By Asia News
di Joseph Mahmoud
"Se abbandoniamo l'Iraq, saremo
tagliati fuori per sempre dalle nostre origini e dalla nostra storia",
perché il futuro della comunità "è legato al nostro impegno e
all'impatto che esso avrà". "Il nostro futuro è qui, non certo nelle
nazioni della diaspora". È un richiamo accorato, forte e definitivo
quello lanciato da sua Beatitudine Mar Louis Raphael I Sako, Patriarca
caldeo d'Iraq, durante un incontro con i fedeli alla parrocchia di San
Giuseppe a Baghdad. Il simposio, al quale hanno partecipato diverse
personalità della Chiesa caldea, si è tenuto lo scorso 26 febbraio e ha
affrontato le "crisi" che attraversano la nazione e le "sfide" poste
dall'emigrazione. L'esodo senza fine dei cristiani d'Iraq, la cui
popolazione si è pressoché dimezzata dall'invasione statunitense nel
2003, è infatti uno dei temi chiave del Patriarca, una sfida attorno
alla quale si gioca la sopravvivenza della comunità nel Paese e in tutto
il Medio oriente.
Sua Beatitudine spiega che i cristiani del Medio oriente differiscono
dai concittadini musulmani, perché hanno dovuto preservare la fede "a
fronte di enormi sacrifici", ed è "disdicevole" che i governi musulmani
li trattino alla stregua di "cittadini di serie b" nella loro terra. Le
Crociate e il Colonialismo, prosegue, hanno rafforzato questo (presunto)
"legame con l'Occidente". Ai problemi legati alla sicurezza, alle
persecuzioni e alle violenze, aggiunge ancora, di recente si è unito un
altro fenomeno: mafia e criminalità che "incentivano la migrazione"
offrendo agevolazioni, in base a un piano politico specifico.

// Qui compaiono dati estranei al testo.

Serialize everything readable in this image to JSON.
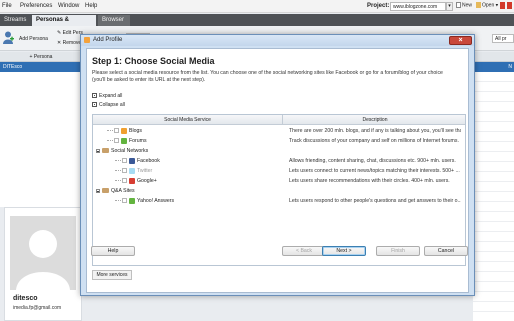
{
  "menubar": {
    "items": [
      "File",
      "Preferences",
      "Window",
      "Help"
    ],
    "project_label": "Project:",
    "project_value": "www.iblogzone.com",
    "new_label": "New",
    "open_label": "Open"
  },
  "tabs": [
    "Streams",
    "Personas & Profiles",
    "Browser"
  ],
  "toolbar": {
    "add_person": "Add Persona",
    "edit_persona": "Edit Pers",
    "remove_persona": "Remove",
    "all_filter": "All pr"
  },
  "left_panel": {
    "header": "+ Persona",
    "selected_row": "DITEsco"
  },
  "right_panel": {
    "selected_row": "N"
  },
  "profile": {
    "name": "ditesco",
    "email": "imedia.fp@gmail.com"
  },
  "dialog": {
    "title": "Add Profile",
    "step_title": "Step 1: Choose Social Media",
    "intro_line1": "Please select a social media resource from the list. You can choose one of the social networking sites like Facebook or go for a forum/blog of your choice",
    "intro_line2": "(you'll be asked to enter its URL at the next step).",
    "expand_all": "Expand all",
    "collapse_all": "Collapse all",
    "columns": [
      "Social Media Service",
      "Description"
    ],
    "rows": [
      {
        "label": "Blogs",
        "description": "There are over 200 mln. blogs, and if any is talking about you, you'll see that.",
        "icon": "blog-icon",
        "color": "#f0a030"
      },
      {
        "label": "Forums",
        "description": "Track discussions of your company and self on millions of Internet forums.",
        "icon": "forum-icon",
        "color": "#63b43f"
      },
      {
        "label": "Social Networks",
        "description": "",
        "icon": "folder-icon",
        "color": "#c8a06a"
      },
      {
        "label": "Facebook",
        "description": "Allows friending, content sharing, chat, discussions etc. 900+ mln. users.",
        "icon": "facebook-icon",
        "color": "#3b5998"
      },
      {
        "label": "Twitter",
        "description": "Lets users connect to current news/topics matching their interests. 500+ ...",
        "icon": "twitter-icon",
        "color": "#4fb9e8"
      },
      {
        "label": "Google+",
        "description": "Lets users share recommendations with their circles. 400+ mln. users.",
        "icon": "google-plus-icon",
        "color": "#d73d32"
      },
      {
        "label": "Q&A Sites",
        "description": "",
        "icon": "folder-icon",
        "color": "#c8a06a"
      },
      {
        "label": "Yahoo! Answers",
        "description": "Lets users respond to other people's questions and get answers to their o...",
        "icon": "yahoo-answers-icon",
        "color": "#63b43f"
      }
    ],
    "more_services": "More services",
    "buttons": {
      "help": "Help",
      "back": "< Back",
      "next": "Next >",
      "finish": "Finish",
      "cancel": "Cancel"
    }
  }
}
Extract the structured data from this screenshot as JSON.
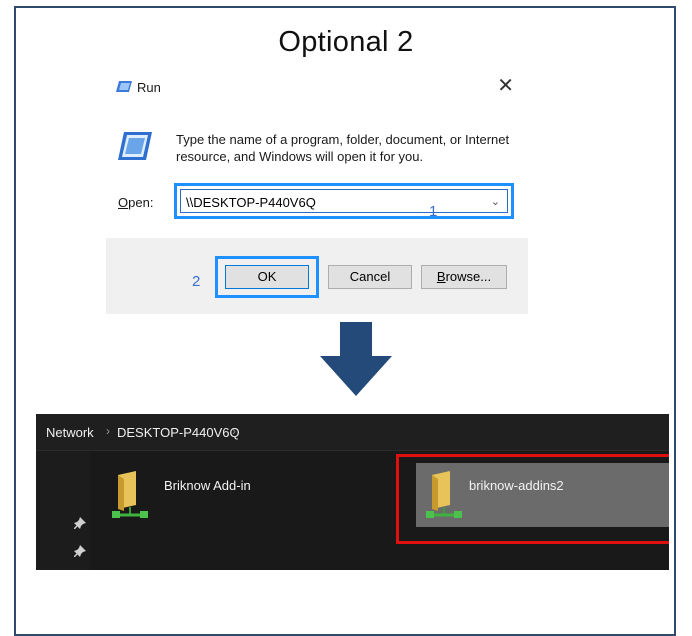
{
  "slide": {
    "title": "Optional 2"
  },
  "run_dialog": {
    "title": "Run",
    "close_glyph": "✕",
    "description": "Type the name of a program, folder, document, or Internet resource, and Windows will open it for you.",
    "open_label_accel": "O",
    "open_label_rest": "pen:",
    "open_value": "\\\\DESKTOP-P440V6Q",
    "annotation_1": "1",
    "ok_label": "OK",
    "cancel_label": "Cancel",
    "browse_label_accel": "B",
    "browse_label_rest": "rowse...",
    "annotation_2": "2",
    "icons": [
      "run-icon",
      "chevron-down-icon"
    ]
  },
  "explorer": {
    "breadcrumb": [
      "Network",
      "DESKTOP-P440V6Q"
    ],
    "breadcrumb_separator": "›",
    "items": [
      {
        "label": "Briknow Add-in",
        "icon": "network-folder-icon",
        "selected": false
      },
      {
        "label": "briknow-addins2",
        "icon": "network-folder-icon",
        "selected": true
      }
    ],
    "icons": [
      "pin-icon",
      "network-folder-icon"
    ]
  },
  "colors": {
    "highlight_blue": "#1e90ff",
    "highlight_red": "#e01010",
    "arrow": "#244a7a",
    "explorer_bg": "#191919",
    "selected_bg": "#6b6b6b"
  }
}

"Abbandonare il Paese - continua Sua Beatitudine - significa dare un
taglio netto alla storia e alla civiltà della nazione, adattandosi a
modelli occidentali in termini di linguaggio, costumi, morale, società,
famiglia, cultura e istruzione". Per farla breve, chiosa, emigrare
significa "strappare le radici ed è una forma particolare di morte".
"Siamo nati in Iraq - avverte Mar Sako - e [...] siamo qui per
rispondere a un piano divino, la responsabilità di annunciare il Vangelo
di Gesù Cristo a quanti vivono accanto a noi". Se i cristiani
abbandonano in massa il Paese, si chiede il Patriarca, "chi testimonierà
il Cristo?", mentre le chiese verranno "trasformate in musei e pietre
morte, se non completamente distrutte". L'emigrazione, rilancia, è un
"tradimento" della patria e una "fuga dalle responsabilità".
Mar Sako parla infine della "presunta felicità" di quanti emigrano,
che in realtà nella maggior parte dei casi si rivela essere solo un
"miraggio". "La miseria dell'alienazione e il problema occupazionale, il
rischio di perdere tutto... Non pensate di trovare lavoro, denaro e
prosperità tanto facilmente" continua il Patriarca caldeo. Al contrario,
egli propone alcuni punti fermi dai quali partire per rilanciare la
presenza cristiana in Iraq e in Medio oriente: rafforzamento
dell'istruzione, investimenti e attività economiche, nuove abitazioni e
posti di lavoro. Per far questo è necessaria maggiore coesione e unità
di intenti fra i vari gruppi politici, creare una Lega caldea e
difendere i diritti dei cristiani nelle situazioni di difficoltà.
Il simposio, al quale hanno partecipato alcuni prelati fra i quali
l'ausiliare di Baghdad Shlemon Warduni, si è concluso con l'invito del
Patriarca a intonare l'inno nazionale e a rivolgere le lodi alla Vergine
Maria, affidandosi "alla sua protezione".